ASK JANICE SPECIAL: Grieving During the Holidays

The Holiday Season 2022 has officially started! Happy Holidays, everyone … especially to our readers who may be grieving.

Listen. Everyone experiences grief differently. But grieving the loss of a loved one is especially hard during the holiday season. Try as you might to remain upbeat and festive, you can’t help but notice the empty chair at the table. And it doesn’t really matter if it’s your first holiday without your loved one or your tenth. When that wave of grief hits, it feels like a punch to the chest.

The holiday season is for spending time with family, reminiscing, and making new memories. That’s why we tend feel our grief more acutely at this time. All those strolls down memory lane remind us of the loved ones we’ve lost. And that makes us feel awful, even as we enjoy the company of those loved ones still here.

So, if you’re grieving and your emotions are all over the place these days, you’re not alone. It’s both understandable and totally normal. Don’t feel bad for feeling bad. That’s just how grief works, and you have to go through it to get through it, if you know what I mean.

Here are a few tips for coping with grief during this holiday season (Source: Vitas Health Care).

  1. Set realistic expectations for yourself. Remember things are different this year, so go easy on yourself. Consider not taking on all of the holiday tasks you’re used to and scaling back a bit. Your loved ones will understand if you’re not up to cooking an entire dinner for 20 this year. They’ll also understand if you need help, whether it’s with shopping, cooking, wrapping, or hosting. Let someone else do the heavy lifting this year if you’re not really up to it.
  2. Surround yourself with people who love and support you. You may be tempted to burrow under your covers and isolate yourself until after the New Year but try not to do this. I know it’s hard but communicate with those closest to you and let them know how you feel. Inform them of any changes to your holiday routine so that they’re aware and can adjust. Most importantly, keep those lines of communication open so that your loved ones can love on you and support you through your grief.
  3. Don’t cancel the whole season! I know it’s tempting but don’t cancel everything. It’s ok to avoid some circumstances or events if you’re truly not up to it. But don’t totally isolate yourself. Make some time for solitude but balance it with planned social activities.
  4. Allow yourself to feel “All the Feels”. You’re going to feel joy, sadness, anger, and everything in between, so let yourself feel them. Experiencing joy or laughter during your bereavement doesn’t mean you’ve forgotten your loved one. It means you’re human and still living! Trust me. Your loved one would want you to be happy.
  5. Give back. You can draw a lot of comfort from doing for others. If you’re in a position to do so, making a donation or gift in memory of your loved one is a wonderful way to honor them. After all, doing for others is an instant mood lifter.
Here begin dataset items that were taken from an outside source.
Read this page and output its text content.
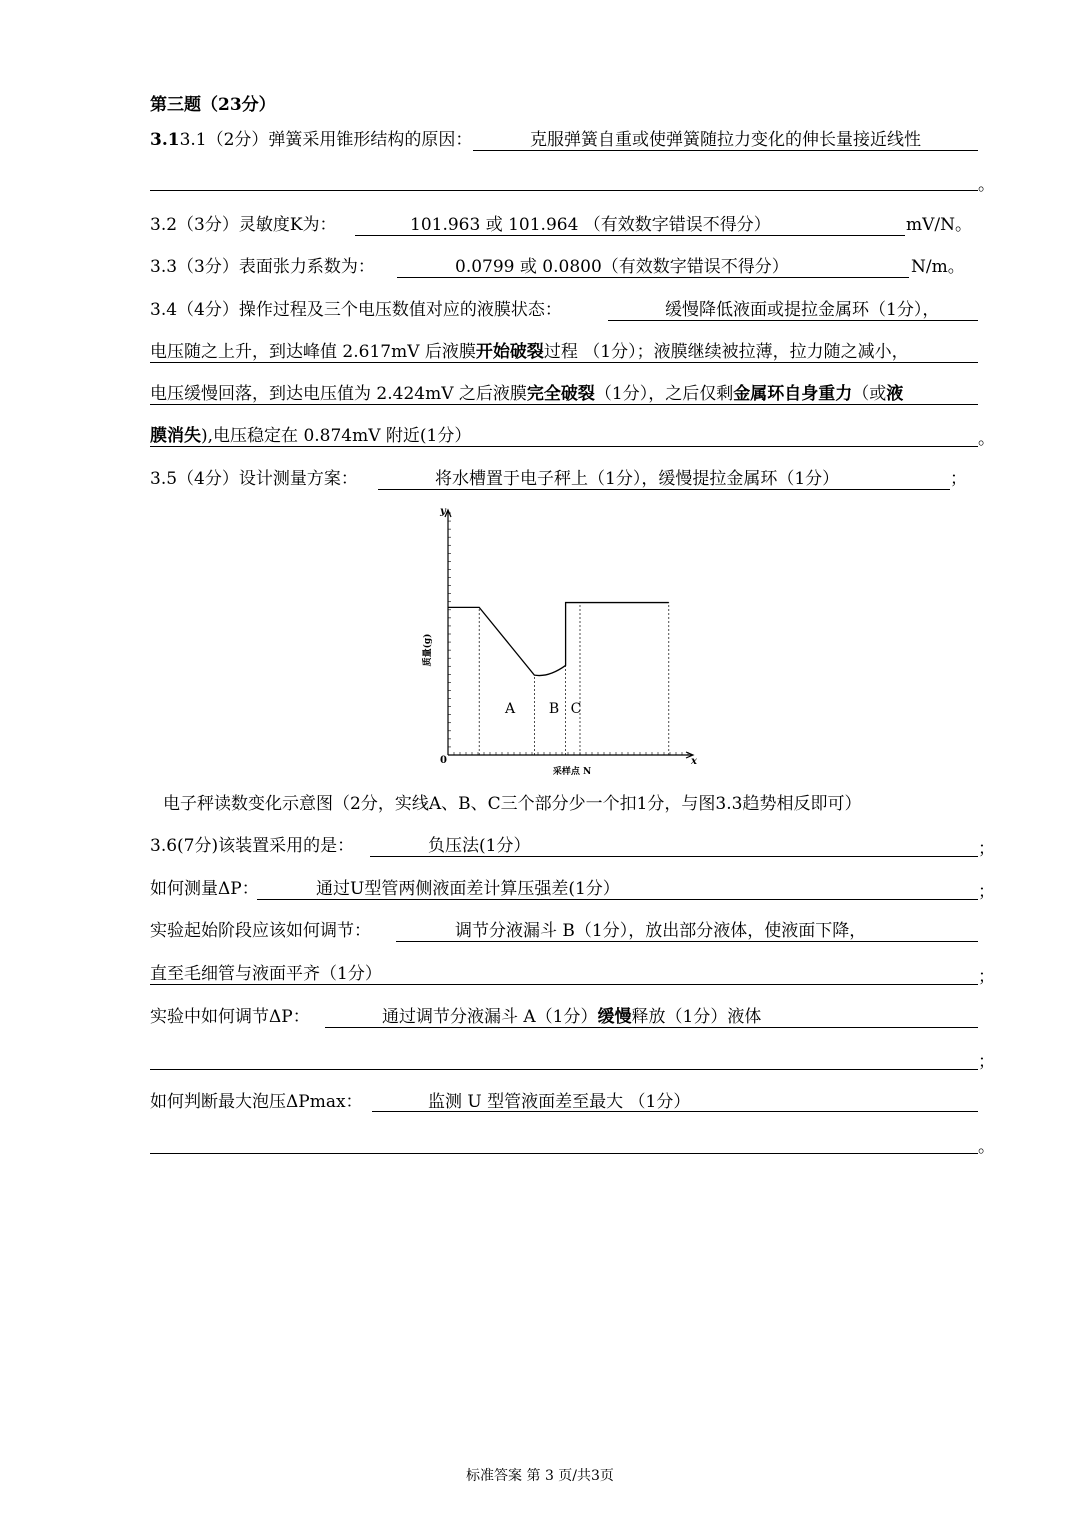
第三题（23分）
3.13.1（2分）弹簧采用锥形结构的原因：	克服弹簧自重或使弹簧随拉力变化的伸长量接近线性
。
3.2（3分）灵敏度K为：	101.963 或 101.964 （有效数字错误不得分）	mV/N。
3.3（3分）表面张力系数为：	0.0799 或 0.0800（有效数字错误不得分）	N/m。
3.4（4分）操作过程及三个电压数值对应的液膜状态：	缓慢降低液面或提拉金属环（1分），
电压随之上升，到达峰值 2.617mV 后液膜开始破裂过程 （1分）；液膜继续被拉薄，拉力随之减小，
电压缓慢回落，到达电压值为 2.424mV 之后液膜完全破裂（1分），之后仅剩金属环自身重力（或液
膜消失),电压稳定在 0.874mV 附近(1分）	。
3.5（4分）设计测量方案：	将水槽置于电子秤上（1分），缓慢提拉金属环（1分）	；
y
x
0
质量(g)
采样点 N
A B C
电子秤读数变化示意图（2分，实线A、B、C三个部分少一个扣1分，与图3.3趋势相反即可）
3.6(7分)该装置采用的是：	负压法(1分）	；
如何测量ΔP：	通过U型管两侧液面差计算压强差(1分）	；
实验起始阶段应该如何调节：	调节分液漏斗 B（1分），放出部分液体，使液面下降，
直至毛细管与液面平齐（1分）	；
实验中如何调节ΔP：	通过调节分液漏斗 A（1分）缓慢释放（1分）液体
；
如何判断最大泡压ΔPmax：	监测 U 型管液面差至最大 （1分）
。
标准答案 第 3 页/共3页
It doesn’t have to be monetary or material gifts, either. Sometimes, the best gift we can give is the gift of our time. Consider volunteering with a charity like a soup kitchen, or your favorite church charity. Or maybe invite a guest who might otherwise be alone for the holidays to join your family. Giving back gives back in so many ways.
  6. Take care of yourself. Self-care may seem like a cliche these days, but for real. Take care of yourself, Sis. Enjoy that fattening holiday fare with moderation. Try to get in some exercise several times a week, as exercise is a proven antidote to depression. Treat yourself as well as you treat others and indulge in something frivolous just for YOU!

Finally, if you’re really struggling with your grief, please reach out and seek professional help. If you or someone you know is in real crisis, please reach out to the hotline by dialing 988 in the U.S. Help is available.



2 responses on “ASK JANICE SPECIAL: Grieving During the Holidays

  1. Jacque

    Thank you so much for this reminder. I lost my 19 year old son to murder in 2020, and I’m still holding my breath waiting on the pain to go away. I appreciate any steps I can use to help me get through this almost unbearable grief. Again, thank you.

    1. SuzyKnew! Post author

      And thank YOU! For reading and for sharing your pain. I cannot imagine how hard this time of year is for you. I pray you were able to cope and made it through in one piece. And if you didn’t, and you fell apart, that’s okay, too. Your pain will never go away, Sis. But it will, with time, become easier to bear. At least I hope so. A friend of mine recently said that “Joy, grief, and the every day can live in the same space. The key is to let more joy in. Joy is hope. Hope is joy.” Please don’t hesitate to seek out a professional to help you manage your grief. And I pray that in the coming new year you will find a way to let more joy in. God bless you.